I definitely did not choose to be where I am right now. I would like to think that things will get better for me, I just don't know how considering my status right now. I'm actually scared on what my future holds. I certainly don't want to be invisible anymore.

Thursday, January 17, 2008

Blah day

Three consecutive days of going to Makati in hopes of landing a legal assistant job ends with nothing. Nada. Zilch.

Can't believe the five of us applicants--all law graduates and under-bar (including a classmate)--have been misled by a noted law firm (or was it the company that called us?), which just needed a secretary. Not even a legal secretary. Can't believe I told them that I was willing to compromise and give it a shot. Where was my dignity?

Not that I do not want the job (but well, I kinda not want it anymore, considering everything), I just waited too long for an opportunity, a shot, a sign, that I could still make it. I was already desperate, I think. And I got this.

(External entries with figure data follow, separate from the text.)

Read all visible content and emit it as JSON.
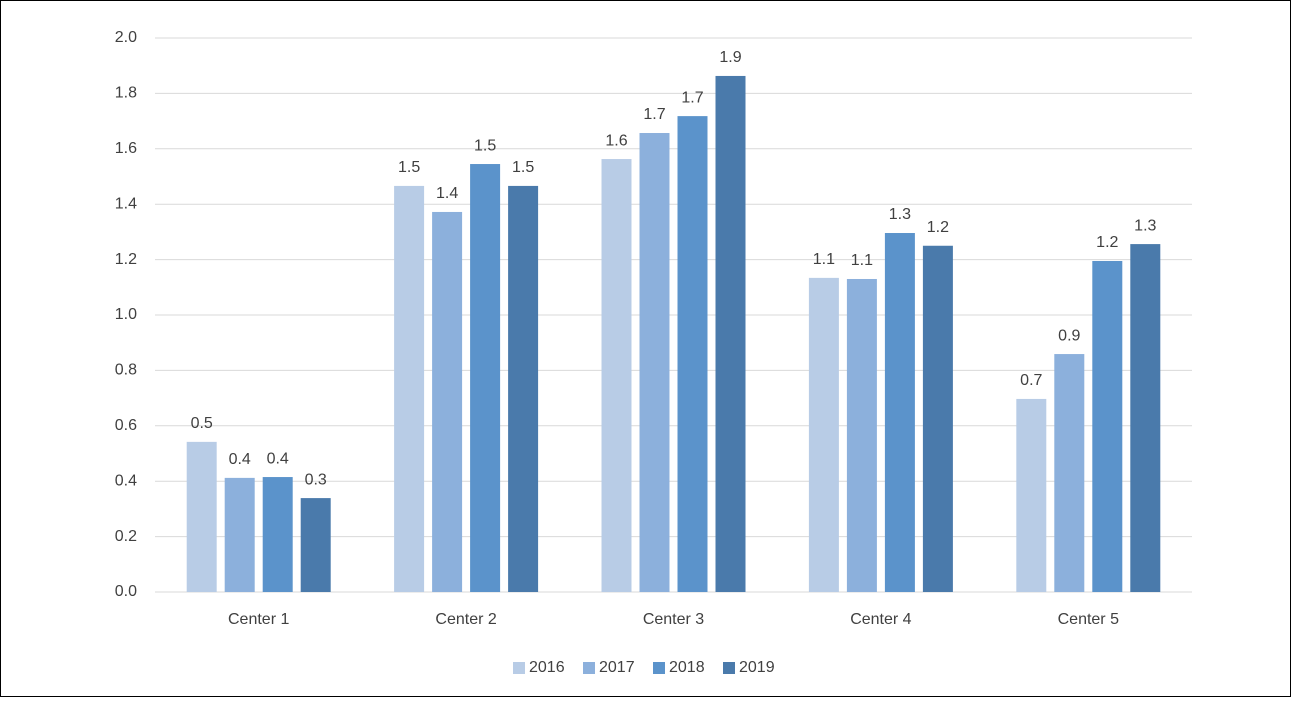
{
  "chart_data": {
    "type": "bar",
    "categories": [
      "Center 1",
      "Center 2",
      "Center 3",
      "Center 4",
      "Center 5"
    ],
    "series": [
      {
        "name": "2016",
        "color": "#b8cce6",
        "values": [
          0.542,
          1.466,
          1.563,
          1.134,
          0.697
        ],
        "value_labels": [
          "0.5",
          "1.5",
          "1.6",
          "1.1",
          "0.7"
        ]
      },
      {
        "name": "2017",
        "color": "#8cb0dc",
        "values": [
          0.412,
          1.372,
          1.657,
          1.13,
          0.859
        ],
        "value_labels": [
          "0.4",
          "1.4",
          "1.7",
          "1.1",
          "0.9"
        ]
      },
      {
        "name": "2018",
        "color": "#5b93cb",
        "values": [
          0.415,
          1.545,
          1.718,
          1.296,
          1.195
        ],
        "value_labels": [
          "0.4",
          "1.5",
          "1.7",
          "1.3",
          "1.2"
        ]
      },
      {
        "name": "2019",
        "color": "#4a7aab",
        "values": [
          0.339,
          1.466,
          1.863,
          1.25,
          1.256
        ],
        "value_labels": [
          "0.3",
          "1.5",
          "1.9",
          "1.2",
          "1.3"
        ]
      }
    ],
    "ylim": [
      0,
      2
    ],
    "yticks": [
      {
        "value": 0,
        "label": "0.0"
      },
      0.2,
      0.4,
      0.6,
      0.8,
      {
        "value": 1,
        "label": "1.0"
      },
      1.2,
      1.4,
      1.6,
      1.8,
      {
        "value": 2,
        "label": "2.0"
      }
    ],
    "grid": true,
    "legend": "bottom"
  }
}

Life is so unfair, sometimes.

Now I have until the end of the week to prepare for next week's job application. Let's hope that one goes well or else I'll bust.

UPDATE: I am calmed down a bit. But I won't delete this entry. Just edited a bit in order to neutralize.

MORE UPDATE: I have a job! Well, it's not really that fancy, but decent enough. Sweet revenge. Mwahahahaha.

FURTHER UPDATE: I PASSED THE BAR!!! Woo-hoo! Should I delete this humbling entry now? No way!

Wednesday, January 16, 2008

Only in G3

While I was passing by the Greenbelt chapel this morning, I took shots of two of its regular churchgoers from my cameraphone.





What a beauty.

Yummy Treats (part 3)


I love fast-food sundaes. On my fave flavor, of couse!


Another slice of Banoffee pie, anyone?

Tuesday, January 15, 2008

Work again?!? Hope so...

I was called up for an interview by two companies yesterday.

One from a recruitment firm in Makati, for the position of legal assistant.

The other one from a noted publishing company in QC, for the position of case digest writer.

Not bad at the start of the year.

Hope I get either one, although I definitely know which job I like more and which location I prefer more.

Tuesday, January 08, 2008

One of those 5 things...

5 THINGS FOUND IN MY BAG:
1. ballpen
2. wallet
3. cellphone
4. lip gloss
5. shuffle

5 THINGS FOUND IN MY WALLET
1. Bills, some coin
2. Driver's License
3. ATM card
4. Credit Card
5. some papers and pics

5 THINGS FOUND IN MY ROOM:
1. bed
2. table
3. TV
4. Books
5. A lot of axes

5 THINGS I’VE ALWAYS WANTED TO DO:
1. Online Surfing
2. Listening to music
3. Watching good cable shows
4. Malling
5. Reading blogs and mindless fictions

5 THINGS I’M CURRENTLY INTO:
1. Mama's little helper
2. Online-shopping
3. Church and mall hopping
4. Waiting. Still waiting.
5. Job-hunting. Waah.

4 PEOPLE TO TAG THIS? whoever reads this entry

Saturday, January 05, 2008

Leaving Christmas behind

Before the holiday season ends I would like to post my favorite decor in the house. And no, it's not Mama's homemade parol (although it's also a keeper).


I hope this Santa will grace our home for many Christmases to come.

Starlite!


Remember Rainbow Brite's horse?

Well, this fellow revived those oh, so wonderful childhood memories. The name is Starlite, and I believe this, along with a miniature Rainbow Brite doll (which I couldn't find right now), was purchased in US. I even had Shy Violet!

This one, along with many toys of my past, will go to a young girl who I am sure, would love to play with it all day long. I hope she enjoys this as much as I did in my younger years. Lucky!

Friday, January 04, 2008

My Horoscope

AQUARIUS - THE ONE U CANT TOUCH
(1/20-2/18)

Great talker. Attractive and passionate. Laid back. Knows how to Have fun. Is really good at almost anything. Great kisser. Loves being in long relationships. So much love to give. Their love is one of a kind. Unpredictable. Outgoing. Down to earth. Attractive. Loud. Talkative. Not one to mess with. Rare to find. Good when found. 7 years of bad luck if you do not repost.